Willfulness not required for profits in trademark infringement

In Romag Fasteners, Inc. v. Fossil, Inc., the Supreme Court held that a plaintiff in a trademark-infringement suit does not need to prove willfulness to recover the defendant's profits.

In Romag, Fossil had entered into an agreement with Romag to use its snap fasteners with Fossil handbags and other products. Romag then discovered that Fossil hired factories in China that used counterfeit Romag fasteners. The jury found that Fossil acted "in callous disregard" of Romag's trademark rights. But the jury also rejected Romag's accusation that Fossil acted willfully.

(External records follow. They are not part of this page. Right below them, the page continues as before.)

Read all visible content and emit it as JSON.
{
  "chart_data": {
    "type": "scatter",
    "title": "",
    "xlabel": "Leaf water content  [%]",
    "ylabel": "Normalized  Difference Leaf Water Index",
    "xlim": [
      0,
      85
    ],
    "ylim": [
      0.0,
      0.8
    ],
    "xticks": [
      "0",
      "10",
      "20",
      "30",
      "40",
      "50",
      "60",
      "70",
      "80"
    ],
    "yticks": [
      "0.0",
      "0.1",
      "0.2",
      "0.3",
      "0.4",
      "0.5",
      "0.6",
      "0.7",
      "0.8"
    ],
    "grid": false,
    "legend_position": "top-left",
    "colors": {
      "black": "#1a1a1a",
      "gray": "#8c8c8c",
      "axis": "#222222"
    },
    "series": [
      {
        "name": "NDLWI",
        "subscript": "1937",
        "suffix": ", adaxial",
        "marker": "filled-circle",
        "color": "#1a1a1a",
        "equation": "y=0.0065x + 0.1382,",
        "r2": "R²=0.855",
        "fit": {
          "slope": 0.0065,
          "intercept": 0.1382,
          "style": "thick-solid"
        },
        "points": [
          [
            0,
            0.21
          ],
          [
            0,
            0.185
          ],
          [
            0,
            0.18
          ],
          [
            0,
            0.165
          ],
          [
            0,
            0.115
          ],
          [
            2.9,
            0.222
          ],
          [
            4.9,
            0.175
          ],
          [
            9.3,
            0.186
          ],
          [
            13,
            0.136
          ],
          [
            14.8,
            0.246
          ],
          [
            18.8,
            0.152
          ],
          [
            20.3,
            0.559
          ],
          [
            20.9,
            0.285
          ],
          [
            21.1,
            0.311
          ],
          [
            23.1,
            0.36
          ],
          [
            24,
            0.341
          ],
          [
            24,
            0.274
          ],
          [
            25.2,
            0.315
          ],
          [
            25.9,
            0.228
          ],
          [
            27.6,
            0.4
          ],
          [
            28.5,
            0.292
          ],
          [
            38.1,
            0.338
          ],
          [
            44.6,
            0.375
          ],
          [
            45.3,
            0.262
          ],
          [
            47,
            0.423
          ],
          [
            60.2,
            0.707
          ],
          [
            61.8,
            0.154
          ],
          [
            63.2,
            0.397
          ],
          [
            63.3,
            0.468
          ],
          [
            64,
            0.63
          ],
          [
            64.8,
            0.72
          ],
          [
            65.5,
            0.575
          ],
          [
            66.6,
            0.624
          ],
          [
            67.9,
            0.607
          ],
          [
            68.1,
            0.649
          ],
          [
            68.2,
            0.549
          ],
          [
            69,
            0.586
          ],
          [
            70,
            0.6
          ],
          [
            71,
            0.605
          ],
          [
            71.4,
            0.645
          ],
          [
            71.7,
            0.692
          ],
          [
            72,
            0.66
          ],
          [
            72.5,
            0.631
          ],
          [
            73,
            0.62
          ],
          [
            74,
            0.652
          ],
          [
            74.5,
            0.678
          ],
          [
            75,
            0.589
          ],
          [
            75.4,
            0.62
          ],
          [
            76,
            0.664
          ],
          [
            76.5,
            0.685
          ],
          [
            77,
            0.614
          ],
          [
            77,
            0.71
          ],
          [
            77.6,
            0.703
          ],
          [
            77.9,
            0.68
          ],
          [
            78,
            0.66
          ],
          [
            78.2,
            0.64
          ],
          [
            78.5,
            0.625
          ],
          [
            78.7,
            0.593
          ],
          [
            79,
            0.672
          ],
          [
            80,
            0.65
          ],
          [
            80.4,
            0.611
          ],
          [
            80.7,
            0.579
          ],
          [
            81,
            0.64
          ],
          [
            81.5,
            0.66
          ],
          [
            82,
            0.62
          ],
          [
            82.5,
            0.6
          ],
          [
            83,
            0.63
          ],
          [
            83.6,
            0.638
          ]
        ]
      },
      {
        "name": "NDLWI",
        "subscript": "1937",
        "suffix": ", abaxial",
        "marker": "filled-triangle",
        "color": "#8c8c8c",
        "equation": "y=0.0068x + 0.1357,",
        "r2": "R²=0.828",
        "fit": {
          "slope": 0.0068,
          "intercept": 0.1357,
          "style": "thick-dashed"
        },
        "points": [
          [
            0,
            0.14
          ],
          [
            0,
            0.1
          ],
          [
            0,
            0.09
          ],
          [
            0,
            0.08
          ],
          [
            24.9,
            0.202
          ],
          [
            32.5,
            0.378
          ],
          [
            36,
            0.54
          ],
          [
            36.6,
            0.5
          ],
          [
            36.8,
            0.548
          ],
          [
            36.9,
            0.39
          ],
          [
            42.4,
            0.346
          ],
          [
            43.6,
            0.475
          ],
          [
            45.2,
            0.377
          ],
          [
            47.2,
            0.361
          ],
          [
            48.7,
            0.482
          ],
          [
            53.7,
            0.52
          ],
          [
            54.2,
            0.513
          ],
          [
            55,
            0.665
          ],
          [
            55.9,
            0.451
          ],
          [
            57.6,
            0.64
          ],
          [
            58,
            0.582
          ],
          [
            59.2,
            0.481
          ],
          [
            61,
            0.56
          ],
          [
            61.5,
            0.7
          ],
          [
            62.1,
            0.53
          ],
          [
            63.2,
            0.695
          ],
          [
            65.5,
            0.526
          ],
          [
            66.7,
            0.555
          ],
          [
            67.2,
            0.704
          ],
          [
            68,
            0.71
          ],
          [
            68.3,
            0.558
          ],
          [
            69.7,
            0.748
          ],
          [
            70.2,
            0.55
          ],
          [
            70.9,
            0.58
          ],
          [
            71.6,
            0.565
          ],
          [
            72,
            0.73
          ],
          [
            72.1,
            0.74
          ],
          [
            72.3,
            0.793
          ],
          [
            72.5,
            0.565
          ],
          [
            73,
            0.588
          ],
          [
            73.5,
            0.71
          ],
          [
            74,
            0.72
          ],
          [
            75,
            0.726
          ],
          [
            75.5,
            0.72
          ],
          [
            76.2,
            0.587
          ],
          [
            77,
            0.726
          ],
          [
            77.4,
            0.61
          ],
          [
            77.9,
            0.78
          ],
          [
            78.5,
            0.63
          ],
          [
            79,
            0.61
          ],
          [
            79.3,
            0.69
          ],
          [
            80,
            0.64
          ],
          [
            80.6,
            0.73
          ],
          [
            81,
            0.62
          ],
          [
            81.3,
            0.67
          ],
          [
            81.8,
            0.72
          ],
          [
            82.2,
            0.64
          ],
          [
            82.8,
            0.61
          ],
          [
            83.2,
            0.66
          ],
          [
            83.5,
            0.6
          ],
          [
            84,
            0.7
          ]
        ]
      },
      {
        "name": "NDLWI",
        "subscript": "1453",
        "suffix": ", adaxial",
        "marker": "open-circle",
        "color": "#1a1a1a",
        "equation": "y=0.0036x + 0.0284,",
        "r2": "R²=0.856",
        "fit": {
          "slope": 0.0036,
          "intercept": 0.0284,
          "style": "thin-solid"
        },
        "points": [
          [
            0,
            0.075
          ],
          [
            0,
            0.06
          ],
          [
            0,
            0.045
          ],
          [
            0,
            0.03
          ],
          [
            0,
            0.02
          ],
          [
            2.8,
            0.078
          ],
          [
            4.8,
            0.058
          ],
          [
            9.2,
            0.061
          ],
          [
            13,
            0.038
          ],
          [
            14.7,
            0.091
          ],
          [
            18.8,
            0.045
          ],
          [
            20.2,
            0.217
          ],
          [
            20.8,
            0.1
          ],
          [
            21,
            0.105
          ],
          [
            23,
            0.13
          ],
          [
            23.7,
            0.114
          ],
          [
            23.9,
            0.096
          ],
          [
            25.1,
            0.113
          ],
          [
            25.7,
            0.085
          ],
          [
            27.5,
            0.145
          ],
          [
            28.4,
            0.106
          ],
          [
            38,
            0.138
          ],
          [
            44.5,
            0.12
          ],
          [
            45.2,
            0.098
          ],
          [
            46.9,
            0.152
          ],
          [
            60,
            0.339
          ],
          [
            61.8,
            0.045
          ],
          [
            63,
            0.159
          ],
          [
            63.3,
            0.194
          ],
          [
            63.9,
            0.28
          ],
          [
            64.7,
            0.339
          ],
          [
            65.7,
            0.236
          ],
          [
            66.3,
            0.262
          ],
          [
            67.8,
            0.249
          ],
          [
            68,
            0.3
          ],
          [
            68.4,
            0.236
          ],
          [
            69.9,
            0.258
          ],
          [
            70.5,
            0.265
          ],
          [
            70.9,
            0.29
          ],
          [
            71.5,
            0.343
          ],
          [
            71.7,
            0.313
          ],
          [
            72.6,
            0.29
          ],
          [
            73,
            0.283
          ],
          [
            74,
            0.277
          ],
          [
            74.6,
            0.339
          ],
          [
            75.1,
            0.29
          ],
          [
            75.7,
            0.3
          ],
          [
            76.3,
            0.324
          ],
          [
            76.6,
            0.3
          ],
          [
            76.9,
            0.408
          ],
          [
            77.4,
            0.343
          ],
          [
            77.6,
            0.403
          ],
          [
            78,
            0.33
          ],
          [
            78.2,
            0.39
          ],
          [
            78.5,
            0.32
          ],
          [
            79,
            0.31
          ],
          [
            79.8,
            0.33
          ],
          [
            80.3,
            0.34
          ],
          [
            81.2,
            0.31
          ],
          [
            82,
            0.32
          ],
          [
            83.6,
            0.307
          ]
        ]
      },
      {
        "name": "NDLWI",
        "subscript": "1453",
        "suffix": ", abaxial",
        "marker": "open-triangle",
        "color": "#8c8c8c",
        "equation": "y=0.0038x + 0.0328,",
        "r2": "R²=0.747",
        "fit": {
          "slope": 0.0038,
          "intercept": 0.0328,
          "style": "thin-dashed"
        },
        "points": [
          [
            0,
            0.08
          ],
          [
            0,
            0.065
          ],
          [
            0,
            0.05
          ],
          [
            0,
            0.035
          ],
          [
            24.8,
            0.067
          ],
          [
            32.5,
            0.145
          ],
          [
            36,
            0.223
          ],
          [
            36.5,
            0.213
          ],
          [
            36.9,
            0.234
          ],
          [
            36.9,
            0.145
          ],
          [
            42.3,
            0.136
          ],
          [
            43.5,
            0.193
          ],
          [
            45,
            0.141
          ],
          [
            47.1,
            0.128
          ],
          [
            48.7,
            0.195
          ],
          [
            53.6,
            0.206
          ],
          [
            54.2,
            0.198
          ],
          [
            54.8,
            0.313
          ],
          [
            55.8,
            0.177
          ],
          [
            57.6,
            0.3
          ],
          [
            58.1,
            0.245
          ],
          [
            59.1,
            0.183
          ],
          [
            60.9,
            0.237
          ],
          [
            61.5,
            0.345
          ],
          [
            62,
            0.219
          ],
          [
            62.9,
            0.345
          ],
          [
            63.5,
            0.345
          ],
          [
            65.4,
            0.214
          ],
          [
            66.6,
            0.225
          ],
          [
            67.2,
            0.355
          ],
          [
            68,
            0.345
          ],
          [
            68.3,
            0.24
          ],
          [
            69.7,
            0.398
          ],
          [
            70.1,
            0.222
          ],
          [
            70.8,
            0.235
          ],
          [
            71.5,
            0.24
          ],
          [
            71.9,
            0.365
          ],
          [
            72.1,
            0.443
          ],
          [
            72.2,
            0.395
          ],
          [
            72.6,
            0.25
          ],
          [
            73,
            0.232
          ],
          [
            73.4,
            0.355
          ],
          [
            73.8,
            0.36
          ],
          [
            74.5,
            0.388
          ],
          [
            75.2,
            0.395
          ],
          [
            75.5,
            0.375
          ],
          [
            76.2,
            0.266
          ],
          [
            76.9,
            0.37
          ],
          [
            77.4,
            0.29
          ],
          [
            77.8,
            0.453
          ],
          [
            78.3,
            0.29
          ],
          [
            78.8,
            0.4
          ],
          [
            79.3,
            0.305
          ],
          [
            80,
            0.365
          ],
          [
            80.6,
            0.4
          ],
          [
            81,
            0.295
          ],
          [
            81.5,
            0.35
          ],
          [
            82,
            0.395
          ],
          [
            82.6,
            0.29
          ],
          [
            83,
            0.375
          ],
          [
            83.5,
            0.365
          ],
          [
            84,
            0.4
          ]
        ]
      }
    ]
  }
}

As a consequence, the district court rejected Romag's request for Fossil's profits based on the infringing sales because the controlling law in the Second Circuit requires a finding of willfulness before a plaintiff is entitled to lost profits. Critically, the statute authorizing lost profits does not expressly require a finding of willfulness to recover lost profits for a violation of 15 U. S. C. § 1125(a). See 15 U. S. C. § 1117(a).

Justice Gorsuch, writing for the Court, ultimately noted that Fossil's argument that willfulness is required to recover defendant's profits "rests on an appeal to policy." For that reason, the Court was not the right place to seek vindication of its argument, which is one for policymakers.